IMF Makes Bold Gender Data Commitments Through New Gender Mainstreaming Strategy

Mayra Buvinic September 27, 2022

The IMF Puts Gender Data at the Forefront of Their First Gender Strategy

The International Monetary Fund (IMF) has taken a major step towards incorporating gender concerns in its dialogue with countries, underscoring the importance of gender data as a first and essential pillar in a newly released Gender Mainstreaming Strategy. The strategy is an important model for future investment in gender-disaggregated data across the international community — promoting economic growth and resilience for women, their families, and their communities. This strategy comes at a crucial time: next year marks the midpoint toward achieving the Global Acceleration Plan for Gender Equality and the halfway point in the 2030 Agenda.  

This is great news — the IMF has been criticized by feminists in the past for its slow progress toward addressing gender inequality.

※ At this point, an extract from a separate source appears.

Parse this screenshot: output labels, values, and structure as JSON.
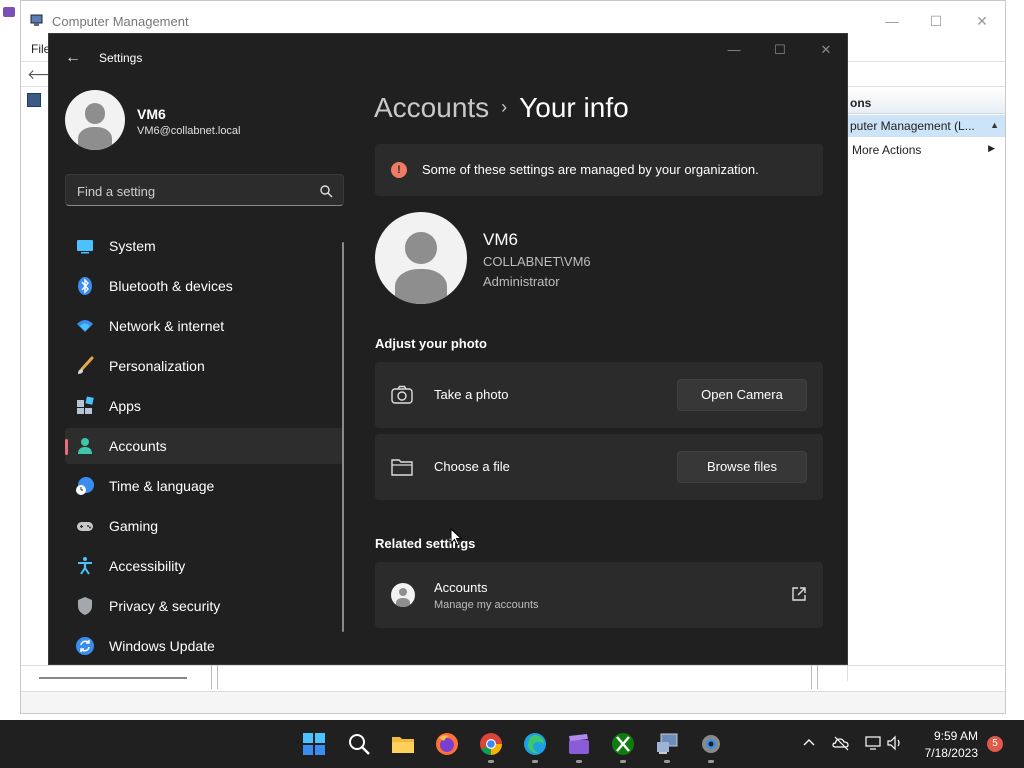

Concrete action from the organization shows the ripple-effect that gender data can create. Data-based evidence on gender inequality and its dire consequences if unaddressed, is what leads organizations like the IMF to take practical measures. As stated by Philip Jennings, Executive Director of the IMF Executive Board, “Solid data makes it hard not to take action.” 

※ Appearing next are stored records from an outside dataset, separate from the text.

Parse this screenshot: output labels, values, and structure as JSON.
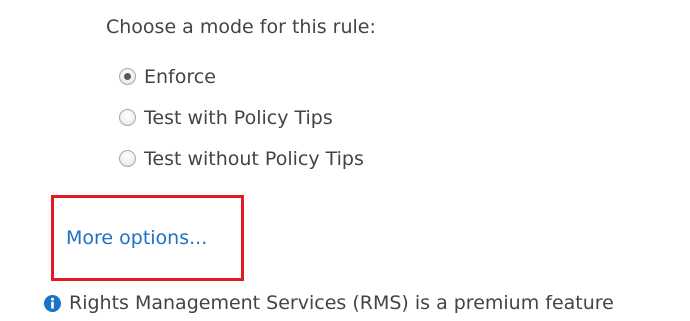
{
  "mode_section": {
    "prompt": "Choose a mode for this rule:",
    "options": [
      {
        "label": "Enforce",
        "checked": true
      },
      {
        "label": "Test with Policy Tips",
        "checked": false
      },
      {
        "label": "Test without Policy Tips",
        "checked": false
      }
    ]
  },
  "more_options_link": "More options...",
  "notice": {
    "icon": "info-icon",
    "text": "Rights Management Services (RMS) is a premium feature"
  },
  "colors": {
    "link": "#1f6fc6",
    "highlight": "#e21b22",
    "info_icon": "#1a73c8"
  }
}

The strategy outlines the development of an internal Central Data Hub, bringing together macro-relevant gender data in a user-friendly format. Using both new and pre-existing data, IMF country teams can provide tailored policy advice to countries using real, and easily accessible, evidence. These augmented tools for data analysis will allow the Fund to reduce capacity constraints often faced by nations collecting their own gender data.  

The Implementation of This Strategy Must Be Just as Bold

Data is a compelling tool to create urgency – and a vehicle for concrete change. The challenge ahead lies in implementing these forward-looking ideas.  First and foremost, the IMF will need to address gender data gaps and gaps in financing for gender data. Gender data gaps are particularly pronounced for economic sector statistics, both in national and international data sources — and these are the kind of data that are most directly relevant to support the IMF’s basic argument that gender equality is “macro-critical.” For instance, UN Women states that no data has been reported for any country on the hourly earnings of women employees and the number of women living below the national poverty line, two gender-specific SDG indicators that are needed to build macro-critical evidence for policymaking.   

Unfortunately, data has never been a popular item in national or international budgets.  Persistent low levels of financing for gender data go hand-in hand with recurring gender data gaps. Data2X and ODW have calculated that to build and sustain core gender data systems, USD 500 million in official development assistance is needed every year from now through 2030, double what is currently allocated.  The IMF must exercise its unique leadership in the financial community to persuade countries, donors, and key international development agencies in the forefront of data production in the economic sectors, such as the World Bank and the ILO, to commit to finding financial and non-financial solutions to close these gender data gaps.  

We applaud the IMF for the commitment it has made to addressing gender inequalities and collecting more and better data on women and girls, and look forward to the IMF’s continued leadership in their dialogue with countries, international agencies and donors.